3. Be a continuous learner
Supportive workplaces also often reward introverts for their listening skills and learning mindsets.
“When I was younger, I was shy and preferred to fly under the radar. So instead, I’d watch, listen and learn from people, and learn from mistakes. By doing this, I think I gained more confidence in myself and my abilities.”
For Anissa, every day is different and presents new opportunities for learning, both in the workplace and in life.
“You can always learn something new from others. It could be a cleaner who teaches me something I never knew. It could be my daughter who reminds me to consider things from different generational perspectives. It could be a client who acknowledges our hard work, or my manager who has years of knowledge to share. It could be my grandchildren who put a smile on my face – all these things motivate me and make me want to continue moving forward.”
Introverts can apply a learning mindset to all facets of life. In fact, outside work, Anissa is learning to speak Maori, her own language.
“After two years, I’m still not fluent, and this is probably one of the biggest personal challenges I’ve faced. But I can understand someone speaking fluently. Not word for word, but I can piece together words and sentences to get an idea of what they are saying. Each region has different variations and meanings, so I need to learn those as well, which is the challenging part.”
“Mauria ko ōku pāinga, Waiho ko aku wheru!”
(Focus on one’s strengths and not on one’s weaknesses.)
4. Take opportunities and rise to challenges
Learning something new and rising to new challenges go hand in hand – enabling people to build confidence and recognition, both inside and outside the workplace. For Anissa, confidence and success comes from completing a job, regardless of the size of the task.
“Success is seeing the faces and appreciation from stakeholders, with our attention to detail. It’s creating exceptional experiences. It’s being part of a great company with strong values and a supportive workplace culture. But it’s not without its challenges.”

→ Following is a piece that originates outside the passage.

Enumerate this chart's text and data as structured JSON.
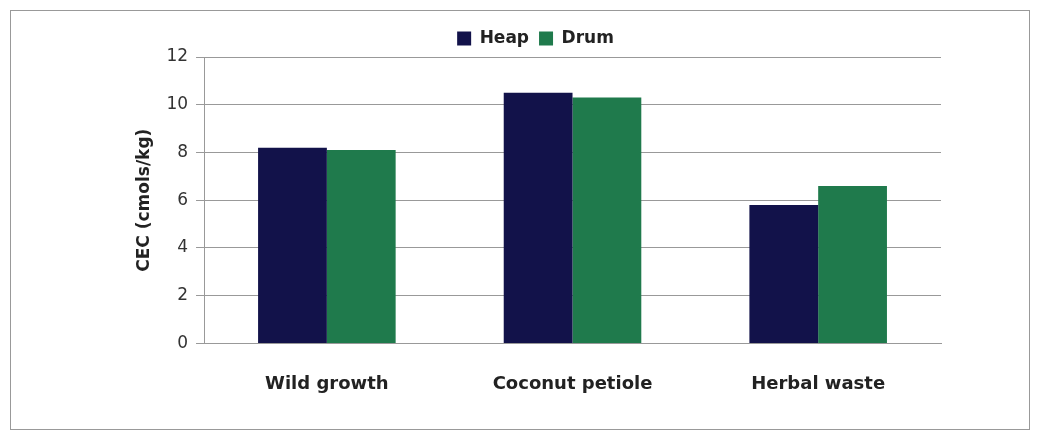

In facing challenges, she advises people to be practical but pleasant, supportive but logical, organized but not overly controlling.
“At the start of my tenure at Sodexo, we had to prepare the office for regulatory changes, create signage, secure PPE, block workstations, create new processes, implement safety measures for our team members and clients, and deal with staffing issues. It was a whirlwind of constant changes, but even facing these challenges, I consider facilities management to be something I’m lucky enough to have fallen into, and really enjoy doing.”
5. Be yourself
Most importantly, Anissa recommends staying true to yourself and playing to your strengths.
“Don’t compromise your values to meet other people’s agenda. Do the things you love. Look, listen and learn from every resource available. Don’t be too hard on yourself! Be confident in your ability, and others will be confident in you in return.”